Brazil's Father Christmas wannabes hope for economic gifts

Brazil's Father Christmas wannabes hope for economic gifts

RIO DE JANEIRO - The chubby, white-bearded men with red hats sing out a cheerful "Ho ho ho," but for these Brazilians training to be Father Christmas, a little cash would be the best present.

Christmas celebrations featuring Santa might seem odd in a country where December 25 falls in the middle of the summer, but with Brazil's economy wallowing in recession, nothing could be jollier than the chance to earn some money

During a session this week at the Father Christmas School of Brazil in Rio de Janeiro, a guitar teacher strummed "Silent Night" and "Jingle Bells" while the trainees, all over 50, sang the Portuguese version of the familiar lyrics.

To finish up, they switched to a Brazilian carnival tune celebrating "Papai Noel."

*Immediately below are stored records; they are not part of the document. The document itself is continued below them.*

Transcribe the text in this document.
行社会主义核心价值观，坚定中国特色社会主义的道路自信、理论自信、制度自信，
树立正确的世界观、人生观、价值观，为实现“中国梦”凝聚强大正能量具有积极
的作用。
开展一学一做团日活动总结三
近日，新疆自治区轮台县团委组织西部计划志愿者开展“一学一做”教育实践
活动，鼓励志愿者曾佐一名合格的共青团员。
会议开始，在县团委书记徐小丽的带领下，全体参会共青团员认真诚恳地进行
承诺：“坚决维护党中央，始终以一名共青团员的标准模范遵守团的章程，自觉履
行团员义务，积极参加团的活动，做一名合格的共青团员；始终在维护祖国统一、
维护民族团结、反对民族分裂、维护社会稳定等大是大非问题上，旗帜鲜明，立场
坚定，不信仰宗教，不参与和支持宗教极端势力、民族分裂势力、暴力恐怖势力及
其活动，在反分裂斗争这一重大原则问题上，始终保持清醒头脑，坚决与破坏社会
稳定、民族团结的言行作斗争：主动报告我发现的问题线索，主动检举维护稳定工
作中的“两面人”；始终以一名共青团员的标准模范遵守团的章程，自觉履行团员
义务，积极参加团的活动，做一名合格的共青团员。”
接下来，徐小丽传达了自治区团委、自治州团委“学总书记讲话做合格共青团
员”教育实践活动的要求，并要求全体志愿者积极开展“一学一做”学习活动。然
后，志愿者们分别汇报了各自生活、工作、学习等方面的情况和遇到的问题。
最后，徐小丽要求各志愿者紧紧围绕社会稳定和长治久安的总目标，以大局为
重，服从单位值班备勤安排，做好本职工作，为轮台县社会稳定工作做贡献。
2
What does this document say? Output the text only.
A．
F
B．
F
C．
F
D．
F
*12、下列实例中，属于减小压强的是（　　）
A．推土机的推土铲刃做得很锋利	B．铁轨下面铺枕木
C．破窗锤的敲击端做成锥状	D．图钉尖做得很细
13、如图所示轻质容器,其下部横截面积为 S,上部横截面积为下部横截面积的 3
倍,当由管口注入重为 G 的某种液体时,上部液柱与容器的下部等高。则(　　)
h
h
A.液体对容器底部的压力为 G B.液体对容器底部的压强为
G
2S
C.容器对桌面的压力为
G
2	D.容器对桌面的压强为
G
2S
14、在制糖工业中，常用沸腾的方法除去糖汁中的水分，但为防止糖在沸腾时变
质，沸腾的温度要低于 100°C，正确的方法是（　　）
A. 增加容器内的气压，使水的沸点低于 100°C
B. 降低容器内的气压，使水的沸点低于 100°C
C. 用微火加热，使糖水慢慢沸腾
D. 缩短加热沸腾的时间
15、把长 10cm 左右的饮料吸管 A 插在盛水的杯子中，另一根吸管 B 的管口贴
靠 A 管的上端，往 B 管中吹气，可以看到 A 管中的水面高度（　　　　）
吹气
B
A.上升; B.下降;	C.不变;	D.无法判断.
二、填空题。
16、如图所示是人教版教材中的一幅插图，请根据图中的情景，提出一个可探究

Traditional Christmas celebrations featuring the bringer of gifts from the North Pole might seem odd in a country where December 25 falls in the middle of the southern hemisphere summer, with temperatures shooting above 40 degrees Celsius (104 F).

But with Brazil's economy wallowing in recession, nothing could be jollier than the chance to earn some money.

Unemployment in the world's seventh-biggest economy is at its highest since 2009, reaching 7.6 percent. Not surprisingly, then, the school's free-of-charge lessons -- and opportunity for job placement during the Christmas shopping season -- are in heightened demand.

"This year because of the economic crisis the school has had more than 200 candidates, which is double the number last year, but we only have 40 vacancies," school director Limachen Cherem said, adding that most would-be Father Christmases were unemployed or retired men.

"Before they'd be people who wanted to be able to buy toys for their grandchildren, but now it's to pay the bills," said Cherem, who led stretching exercises, which prompted a lot of huffing and puffing.

Father Christmases can earn $800 to $3,850 over a period of 40 days in shopping centers, paying a cut to the school from their takings -- a decent prospect in a country with a $200 minimum monthly wage.

- More than just money -

Luiz Tirelli, 53, is looking forward to getting even temporary work after 11 months of unemployment.

"I had a telecoms business and had to close because of the sharp economic downturn. I had to let go my 10 employees," he said.

But he said that even if the Father Christmas gig doesn't work out "at least I'll have learned something."

Another signed by the school, Voni Riberio, 68, said that after five years of experience as a Father Christmas he has learned this is more than a regular job.

"Everyone wants to be one, but to be a real Father Christmas means having a lot of love, to be able to beam that love out to children," he said.

"It looks easy but there are precise techniques. You have to do it just right for the children and parents," said Hilton Ferreira, 81. "You put on the costume but also embody the character. In my neighborhood everyone calls me Papai Noel all year round."

The worry this year is that businesses won't be in the spirit to hire.

"Many shops will not hire a Father Christmas and only the malls will manage, since they split the cost between boutiques," said Aldo Goncales, president of the Rio chamber of commerce.